The center, to be administered by the UC Davis School of Veterinary Medicine, will be headquartered at UC San Diego and will offer educational and research opportunities to university students and faculty from both campuses. The center also is expected to foster collaborations with nearby private veterinarians and other professionals devoted to wild, zoo, and marine animals.

Funding to help create a San Diego center was provided by the California legislature in recent budget augmentations for the UC Davis School of Veterinary Medicine to expand its animal health programs to meet public needs across the state better.

"We are delighted to be establishing a center that will more completely serve the needs of Southern California," said Bennie Osburn, DVM, PhD, dean of the UC Davis School of Veterinary Medicine. "UC San Diego, with its pre-eminent biomedical research programs, and the many other prominent San Diego institutions dedicated to the care and understanding of animals, are unique resources. The educational and professional opportunities for veterinary and graduate students, residents, and faculty members will benefit animal and human health."
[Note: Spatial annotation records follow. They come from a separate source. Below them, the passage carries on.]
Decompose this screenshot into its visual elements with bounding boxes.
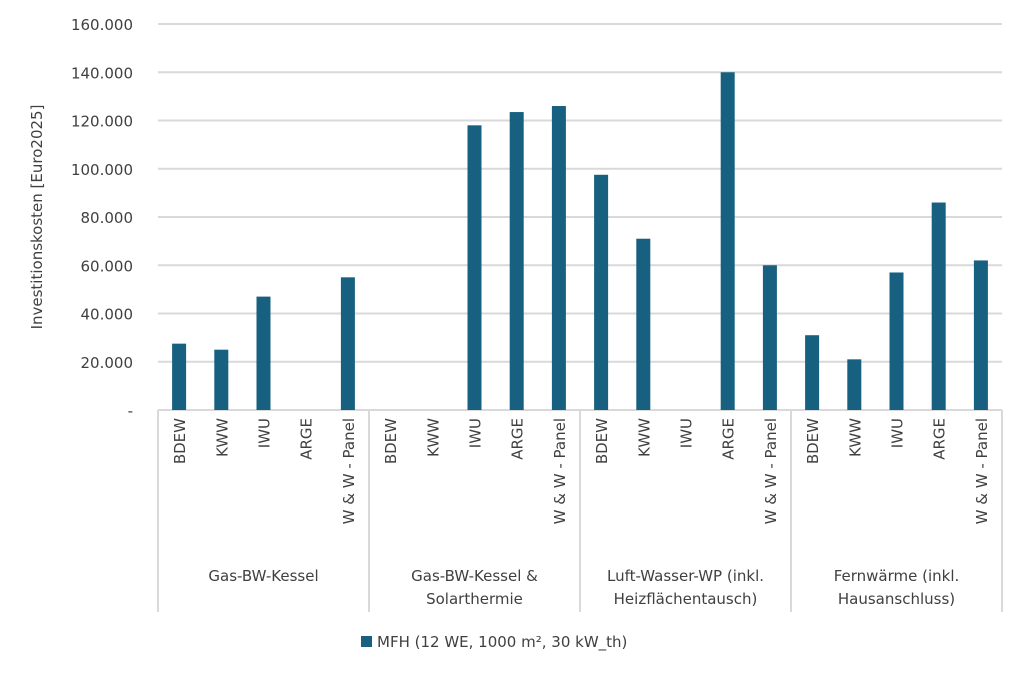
y-tick-label: 160.000 [71,16,133,34]
x-tick-label: BDEW [593,418,611,464]
bar [594,174,609,410]
x-tick-label: BDEW [382,418,400,464]
group-label: Luft-Wasser-WP (inkl. [607,567,764,585]
bar [720,72,735,410]
x-tick-label: ARGE [509,418,527,460]
x-tick-label: IWU [889,418,907,448]
group-label: Solarthermie [426,590,523,608]
x-tick-label: W & W - Panel [762,418,780,524]
group-label: Fernwärme (inkl. [834,567,960,585]
x-tick-label: BDEW [804,418,822,464]
y-tick-label: 80.000 [81,209,134,227]
x-tick-label: ARGE [931,418,949,460]
x-tick-label: KWW [635,418,653,457]
bar [805,335,820,410]
bar [340,277,355,410]
x-tick-label: ARGE [298,418,316,460]
legend-label: MFH (12 WE, 1000 m², 30 kW_th) [377,633,627,652]
group-label: Hausanschluss) [838,590,955,608]
y-tick-label: 20.000 [81,354,134,372]
y-tick-label: 140.000 [71,64,133,82]
y-tick-label: - [128,402,133,420]
legend-swatch [361,636,372,647]
bar [214,349,229,410]
bar [762,265,777,410]
bar [847,359,862,410]
bar [256,296,271,410]
bar [973,260,988,410]
y-tick-label: 100.000 [71,161,133,179]
x-tick-label: BDEW [171,418,189,464]
x-tick-label: W & W - Panel [340,418,358,524]
x-tick-label: ARGE [720,418,738,460]
group-label: Heizflächentausch) [614,590,758,608]
bar [509,112,524,411]
y-axis-label: Investitionskosten [Euro2025] [28,105,46,330]
x-tick-label: IWU [678,418,696,448]
x-tick-label: KWW [213,418,231,457]
x-tick-label: W & W - Panel [551,418,569,524]
y-tick-label: 120.000 [71,113,133,131]
group-label: Gas-BW-Kessel & [411,567,538,585]
bar [467,125,482,410]
y-tick-label: 60.000 [81,257,134,275]
bar [551,106,566,411]
x-tick-label: IWU [467,418,485,448]
x-tick-label: KWW [846,418,864,457]
bar [636,238,651,410]
x-tick-label: W & W - Panel [973,418,991,524]
group-label: Gas-BW-Kessel [208,567,318,585]
bar [889,272,904,410]
y-tick-label: 40.000 [81,306,134,324]
bar [931,202,946,410]
x-tick-label: IWU [256,418,274,448]
bar [172,343,187,410]
x-tick-label: KWW [424,418,442,457]
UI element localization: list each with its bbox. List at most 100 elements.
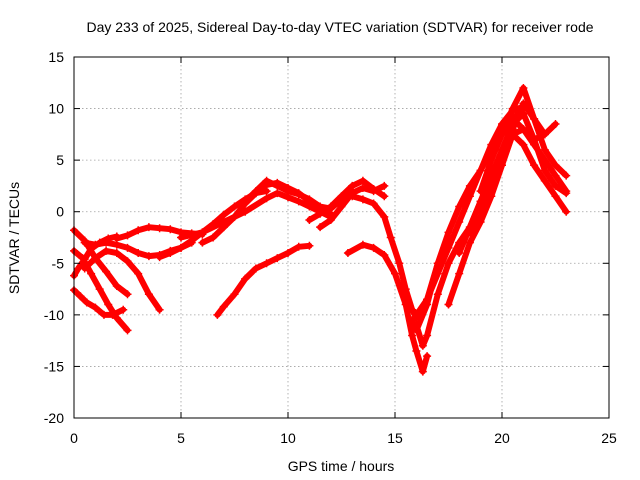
chart-title: Day 233 of 2025, Sidereal Day-to-day VTE…	[86, 19, 593, 35]
data-point	[540, 176, 549, 185]
y-tick-label: -15	[44, 358, 64, 374]
data-point	[241, 207, 250, 216]
data-point	[369, 243, 378, 252]
data-point	[395, 259, 404, 268]
data-point	[316, 209, 325, 218]
data-point	[166, 248, 175, 257]
data-point	[519, 83, 528, 92]
data-point	[498, 125, 506, 134]
data-point	[177, 243, 185, 252]
data-point	[209, 233, 218, 242]
x-tick-label: 5	[177, 430, 185, 446]
data-point	[519, 125, 528, 134]
series-track-16	[343, 240, 432, 376]
data-point	[123, 231, 132, 240]
data-point	[76, 292, 85, 301]
data-point	[123, 257, 132, 266]
data-point	[562, 171, 571, 180]
data-point	[551, 181, 560, 190]
data-point	[530, 161, 539, 170]
data-point	[465, 181, 474, 190]
data-point	[219, 223, 228, 232]
data-point	[241, 197, 250, 206]
series-track-9	[177, 189, 335, 242]
data-point	[123, 326, 132, 335]
data-point	[487, 171, 496, 180]
data-point	[423, 352, 432, 361]
data-point	[251, 264, 260, 273]
data-point	[104, 300, 113, 309]
data-point	[123, 243, 132, 252]
data-point	[498, 150, 506, 159]
series-track-5	[80, 246, 164, 314]
data-point	[87, 269, 96, 278]
data-point	[112, 248, 121, 257]
data-point	[123, 290, 132, 299]
data-point	[380, 212, 389, 221]
data-point	[358, 240, 367, 249]
data-point	[144, 290, 153, 299]
data-point	[508, 114, 517, 123]
y-tick-label: 5	[56, 152, 64, 168]
data-point	[551, 192, 560, 201]
data-point	[294, 242, 303, 251]
series-line	[344, 241, 431, 375]
x-tick-label: 0	[70, 430, 78, 446]
data-point	[519, 140, 528, 149]
data-point	[102, 238, 111, 247]
data-point	[337, 202, 346, 211]
series-track-24	[498, 114, 571, 196]
data-point	[177, 233, 185, 242]
data-point	[465, 238, 474, 247]
data-point	[369, 199, 378, 208]
data-point	[262, 259, 271, 268]
data-point	[408, 305, 417, 314]
data-point	[305, 215, 314, 224]
data-point	[213, 310, 222, 319]
series-track-3	[70, 286, 128, 319]
data-point	[540, 145, 549, 154]
series-track-14	[305, 176, 389, 224]
y-tick-label: 15	[48, 49, 64, 65]
data-point	[380, 251, 389, 260]
data-point	[358, 183, 367, 192]
data-point	[391, 269, 399, 278]
x-tick-label: 20	[494, 430, 510, 446]
data-point	[540, 166, 549, 175]
series-line	[81, 247, 163, 313]
plot-frame	[73, 56, 610, 419]
x-tick-label: 25	[601, 430, 617, 446]
data-point	[444, 259, 453, 268]
series-line	[214, 242, 313, 318]
data-point	[294, 197, 303, 206]
data-point	[134, 226, 143, 235]
x-tick-label: 15	[387, 430, 403, 446]
data-point	[95, 285, 104, 294]
data-point	[348, 181, 357, 190]
data-point	[412, 346, 421, 355]
data-point	[358, 176, 367, 185]
y-tick-label: 10	[48, 101, 64, 117]
y-tick-label: 0	[56, 204, 64, 220]
data-point	[155, 305, 164, 314]
series-line	[71, 287, 127, 318]
series-track-23	[455, 130, 571, 257]
x-tick-label: 10	[280, 430, 296, 446]
data-point	[418, 341, 427, 350]
data-point	[418, 367, 427, 376]
data-point	[455, 202, 464, 211]
data-point	[476, 197, 485, 206]
data-point	[80, 264, 89, 273]
data-point	[380, 181, 389, 190]
data-point	[562, 207, 571, 216]
y-tick-label: -10	[44, 307, 64, 323]
data-point	[219, 210, 228, 219]
data-point	[112, 281, 121, 290]
data-point	[102, 246, 111, 255]
data-point	[91, 254, 100, 263]
series-line	[306, 177, 388, 223]
data-point	[262, 194, 271, 203]
data-point	[262, 176, 271, 185]
data-point	[166, 225, 175, 234]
"By integrating the perspective of animal-health specialists into programs dedicated to improved understanding, prevention, and treatment of human disease, each of our programs will be greatly enriched," said John Alksne, MD, vice chancellor for health sciences and dean of the UC San Diego School of Medicine. "This will be especially helpful in advancing important studies of the genetic basis of disease, which will be enhanced by the contributions of professionals who are especially knowledgeable about animals."

Initial programs offered through the new center will focus on diagnositc medicine and comparative medicine, the area of research that deals with diseases common to both humans and animals. Later programs will emphasize laboratory animal medicine, zoological medicine, and clinical services offered in conjunction with local veterinary medical specialty practices in areas such as behavior, nutrition, and hemodialysis.

"The UC Veterinary Medical Center in San Diego will maximize ongoing partnerships in Southern California," said Osburn. "Together, we will create an opportunity for the university to address California's animal, human, and environmental health needs."